Closed huitema closed 2 years ago
There are some original decisions that need to be revisited. The original design went for simplicity. If a datagram is lost, it is resent over the control stream. This is simpler because the QUICRP can avoid dealing with repeats or repeated packets and potential spurious repeat issues, but it has a few downsides:
First potential fix is to send the repeats as datagrams instead of streams. That requires some management of transmissions to avoid spurious repeats, i.e., keeping track of packets sent successfully.
Second potential fix would be some form of FEC. If the goal is to guarantee "at most one repeat", then we could do a very simple form of FEC, for example repeating packet twice at some interval.
Agree going with datagrams for retransmissions would be better here. Also we should work on simple FEC option of repeat the same data twice but delayed by 10ms for the first phase
Also may the control stream would help if its expanded to per frame/object instead of the group ? is that the case today?
Yes, something like repeat after 10ms, that's what I have in mind. Statistics show correlated losses sometimes over 16 consecutive packets, so something like "wait for 16 packets or 10ms and then repeat" would make sense.
There is probably also an issue for relays. If they are receiving a repeated packet, they can guess that is is already late. If that packet got lost again, the end to end delay would probably exceed the acceptable bound. So those packets should probably get the same kind of FEC or pseudo-FEC protection as the repeated packets.
This remind me of some real time scheduling algorithms. Consider a list of tasks, each of which has a deadline. The scheduler will arrange the task to try execute them in time, before the deadline. We have something similar here, with a "time limit" for each fragment.
There is a 1-1 mapping between control stream and media stream, and I think we should keep it that way.
I think we should bring in BESTBEFORE metadata from QUICR proposal at some point. Its sender marked TTL after which relays need not cache or even try retransmitting.
On control stream and media stream , what does a stream mean in the context of datagram here ?
We should not mix control stream discussion on this issue. The control stream is there to handle subscription. "Subscribe" is done by opening a stream and sending the subscribe message on it. The response allow the server to state how the stream will be sent -- for example, datagrams, rush, plain stream, etc. Other control messages can handle the end of the steam, e.g. "finished after object number N". More control messages may pop up as we refine the protocol, e.g., indicate whether a Group of Objects is dropped. Closing the control stream indicates end of interest (for the client) or end of transmission (for the server).
BESTBEFORE looks like a good idea, but i hope it does not imply a common clock. Also, that needs to be rationalized with priority flags, indications of drops, etc.
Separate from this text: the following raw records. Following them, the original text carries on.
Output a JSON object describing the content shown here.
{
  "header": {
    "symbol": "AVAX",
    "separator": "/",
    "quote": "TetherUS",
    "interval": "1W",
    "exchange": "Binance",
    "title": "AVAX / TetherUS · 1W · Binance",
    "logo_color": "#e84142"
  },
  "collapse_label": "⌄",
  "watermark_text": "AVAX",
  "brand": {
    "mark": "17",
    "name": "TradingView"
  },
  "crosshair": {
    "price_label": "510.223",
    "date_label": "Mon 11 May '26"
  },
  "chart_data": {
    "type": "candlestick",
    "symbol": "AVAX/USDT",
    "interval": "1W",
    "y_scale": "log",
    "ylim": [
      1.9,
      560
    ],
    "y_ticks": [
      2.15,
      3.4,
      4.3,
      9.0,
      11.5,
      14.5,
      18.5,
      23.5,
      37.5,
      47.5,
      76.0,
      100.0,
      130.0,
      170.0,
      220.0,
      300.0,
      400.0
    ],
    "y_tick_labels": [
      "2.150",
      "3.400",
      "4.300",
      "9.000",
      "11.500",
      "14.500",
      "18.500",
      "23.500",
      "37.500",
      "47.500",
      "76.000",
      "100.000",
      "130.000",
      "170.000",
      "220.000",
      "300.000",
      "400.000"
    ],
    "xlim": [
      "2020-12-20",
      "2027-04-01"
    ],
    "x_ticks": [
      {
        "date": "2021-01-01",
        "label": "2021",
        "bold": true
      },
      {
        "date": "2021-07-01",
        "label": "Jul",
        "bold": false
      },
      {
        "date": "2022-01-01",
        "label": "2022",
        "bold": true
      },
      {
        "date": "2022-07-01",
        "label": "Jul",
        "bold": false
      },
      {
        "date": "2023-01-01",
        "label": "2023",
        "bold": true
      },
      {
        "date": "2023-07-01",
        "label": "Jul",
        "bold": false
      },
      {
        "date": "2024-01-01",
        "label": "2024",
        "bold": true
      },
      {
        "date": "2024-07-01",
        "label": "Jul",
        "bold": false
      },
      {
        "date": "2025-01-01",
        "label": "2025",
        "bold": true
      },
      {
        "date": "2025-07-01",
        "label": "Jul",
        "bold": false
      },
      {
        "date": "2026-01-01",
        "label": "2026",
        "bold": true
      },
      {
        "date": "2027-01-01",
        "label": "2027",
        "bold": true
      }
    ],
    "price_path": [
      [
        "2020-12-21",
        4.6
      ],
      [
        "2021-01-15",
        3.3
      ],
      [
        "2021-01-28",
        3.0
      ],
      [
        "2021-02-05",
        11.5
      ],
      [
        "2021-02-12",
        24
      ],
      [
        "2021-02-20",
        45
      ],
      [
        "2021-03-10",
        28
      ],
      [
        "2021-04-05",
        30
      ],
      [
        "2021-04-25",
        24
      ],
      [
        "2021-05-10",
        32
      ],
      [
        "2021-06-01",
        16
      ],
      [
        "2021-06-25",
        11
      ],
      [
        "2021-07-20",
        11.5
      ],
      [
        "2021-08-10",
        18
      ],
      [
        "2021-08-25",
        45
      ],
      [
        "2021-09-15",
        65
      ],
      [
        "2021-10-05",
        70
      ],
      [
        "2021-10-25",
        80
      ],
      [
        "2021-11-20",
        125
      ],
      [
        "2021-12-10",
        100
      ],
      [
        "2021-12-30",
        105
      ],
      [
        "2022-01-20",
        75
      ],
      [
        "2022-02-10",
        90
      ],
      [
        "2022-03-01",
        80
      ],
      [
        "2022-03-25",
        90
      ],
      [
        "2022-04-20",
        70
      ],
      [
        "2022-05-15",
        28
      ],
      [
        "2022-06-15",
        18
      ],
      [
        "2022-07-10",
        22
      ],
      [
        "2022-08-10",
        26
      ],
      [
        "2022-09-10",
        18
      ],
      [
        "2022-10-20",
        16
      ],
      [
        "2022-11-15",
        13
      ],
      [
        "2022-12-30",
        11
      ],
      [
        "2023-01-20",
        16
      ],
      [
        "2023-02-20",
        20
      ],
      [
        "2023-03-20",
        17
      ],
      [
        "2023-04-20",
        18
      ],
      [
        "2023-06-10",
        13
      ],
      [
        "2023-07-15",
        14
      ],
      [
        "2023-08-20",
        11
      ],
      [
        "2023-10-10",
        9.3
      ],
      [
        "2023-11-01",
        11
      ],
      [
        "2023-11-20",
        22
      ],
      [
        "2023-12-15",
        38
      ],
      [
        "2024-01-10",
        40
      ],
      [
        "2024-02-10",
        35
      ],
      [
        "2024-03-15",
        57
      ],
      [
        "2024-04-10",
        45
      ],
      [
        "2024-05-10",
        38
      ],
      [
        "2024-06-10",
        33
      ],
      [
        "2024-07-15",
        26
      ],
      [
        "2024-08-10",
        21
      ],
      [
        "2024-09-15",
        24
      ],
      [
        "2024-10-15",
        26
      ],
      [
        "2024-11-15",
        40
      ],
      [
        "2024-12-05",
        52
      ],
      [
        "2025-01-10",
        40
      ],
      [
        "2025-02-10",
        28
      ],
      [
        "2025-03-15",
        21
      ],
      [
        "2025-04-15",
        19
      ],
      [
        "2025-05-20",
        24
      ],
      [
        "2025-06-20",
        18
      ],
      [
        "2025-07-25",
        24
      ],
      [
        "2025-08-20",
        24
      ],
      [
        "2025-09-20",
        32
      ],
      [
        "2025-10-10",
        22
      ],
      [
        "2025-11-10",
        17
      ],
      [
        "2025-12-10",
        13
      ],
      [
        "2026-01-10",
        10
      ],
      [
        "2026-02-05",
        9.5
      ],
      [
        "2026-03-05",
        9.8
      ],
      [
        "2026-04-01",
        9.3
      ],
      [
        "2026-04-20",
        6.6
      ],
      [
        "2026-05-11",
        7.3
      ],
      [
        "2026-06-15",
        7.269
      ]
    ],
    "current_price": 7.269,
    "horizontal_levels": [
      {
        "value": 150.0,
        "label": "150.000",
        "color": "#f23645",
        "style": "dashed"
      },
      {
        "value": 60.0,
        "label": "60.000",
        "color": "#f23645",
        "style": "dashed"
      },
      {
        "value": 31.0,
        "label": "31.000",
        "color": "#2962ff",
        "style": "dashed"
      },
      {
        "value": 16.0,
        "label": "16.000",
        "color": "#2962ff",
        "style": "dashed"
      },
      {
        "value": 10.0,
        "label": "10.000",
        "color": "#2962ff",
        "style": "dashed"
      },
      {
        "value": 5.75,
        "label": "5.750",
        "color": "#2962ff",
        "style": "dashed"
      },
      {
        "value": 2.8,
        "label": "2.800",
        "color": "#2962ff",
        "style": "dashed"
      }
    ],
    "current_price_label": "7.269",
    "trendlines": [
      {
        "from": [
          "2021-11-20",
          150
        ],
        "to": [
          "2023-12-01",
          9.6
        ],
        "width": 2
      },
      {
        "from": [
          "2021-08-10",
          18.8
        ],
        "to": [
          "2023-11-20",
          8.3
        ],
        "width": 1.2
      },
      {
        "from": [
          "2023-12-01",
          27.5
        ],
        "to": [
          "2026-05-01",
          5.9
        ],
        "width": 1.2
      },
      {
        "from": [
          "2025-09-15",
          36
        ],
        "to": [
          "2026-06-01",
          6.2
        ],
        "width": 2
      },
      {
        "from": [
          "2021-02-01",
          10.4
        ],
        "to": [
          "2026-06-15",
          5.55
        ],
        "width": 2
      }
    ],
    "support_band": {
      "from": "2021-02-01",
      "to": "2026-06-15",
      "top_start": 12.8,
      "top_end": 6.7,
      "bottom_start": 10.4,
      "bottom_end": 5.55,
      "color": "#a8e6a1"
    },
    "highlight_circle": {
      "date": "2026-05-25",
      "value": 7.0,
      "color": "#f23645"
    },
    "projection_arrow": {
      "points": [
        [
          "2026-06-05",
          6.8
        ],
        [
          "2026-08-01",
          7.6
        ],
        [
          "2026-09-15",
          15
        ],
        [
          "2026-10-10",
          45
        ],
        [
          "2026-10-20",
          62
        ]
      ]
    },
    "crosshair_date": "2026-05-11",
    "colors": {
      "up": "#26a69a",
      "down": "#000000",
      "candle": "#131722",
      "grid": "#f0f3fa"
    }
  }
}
Maybe something to do next.
agree . we don't need a common clock .. its an integer indicating that how many milliseconds from now I can treat this media as alive.
The first set of commits for PR #62 makes sure that lost fragments are repeated as datagrams. This provides modest gains. In the "triangle test with loss", we observe the following measures of end to end delay, considering the delay in microseconds between the capture of a frame and the first time at which the received object can be "played":
Mode | forward as | Repair with | Average | Max | STD |
---|---|---|---|---|---|
Stream | Object | Stream | 144,373 | 535,537 | 112,426 |
Stream | Fragment | Stream | 90,047 | 364,905 | 60,164 |
Datagram | Object | Stream | 55,331 | 238,972 | 39,365 |
Datagram | Fragment | Stream | 43,825 | 185,942 | 24,586 |
Datagram | Fragment | Datagram | 41,310 | 184,048 | 24,409 |
Each of these steps shows a modest improvement in the metrics. (There was a Max Delay improvements in initial results, but this disappeared after a slight improvement in the implementation. The pre-improvement version changed packet sizes and packet numbers, which changed the loss pattern, and made simulations harder to compare.) Analysis of the "max delay" event shows that they correspond to large objects, sent as multiple segments.
The histogram above shows three big groups:
objects in which at least one fragment incurred two losses, either on the same link or on two successive links.
The next step is to try reduce the third group by using some form of FEC, or redundancy.
Redundancy was tried, but results are dubious. Available as option.
We see some fairly long transmission delays when using the prototype client over AWS. This graph, for example, shows the delay between packet arrivals, with series of spikes: We see some spikes in delay every seconds, about 2 spikes per second. Not shown on that graph is a 2 second spike happening at T=27.
Traces show that some packets are delivered late, causing queues before the jitter buffer.
The most likely explanation for the 2 second interval is a double loss. The original packet was lost, and then the repair was also lost. The second timer would be longer than the first one. You see at least 2 retransmissions per second -- the 200 and 300 ms spikes. Assuming 100 packets per second, that's a 2% loss rate. But then, that means double losses will occur in 0.04% of packets, i.e., once every 25 seconds. Which is more or less what we see.
Probably need to revisit the way losses are corrected, in order to smooth delays.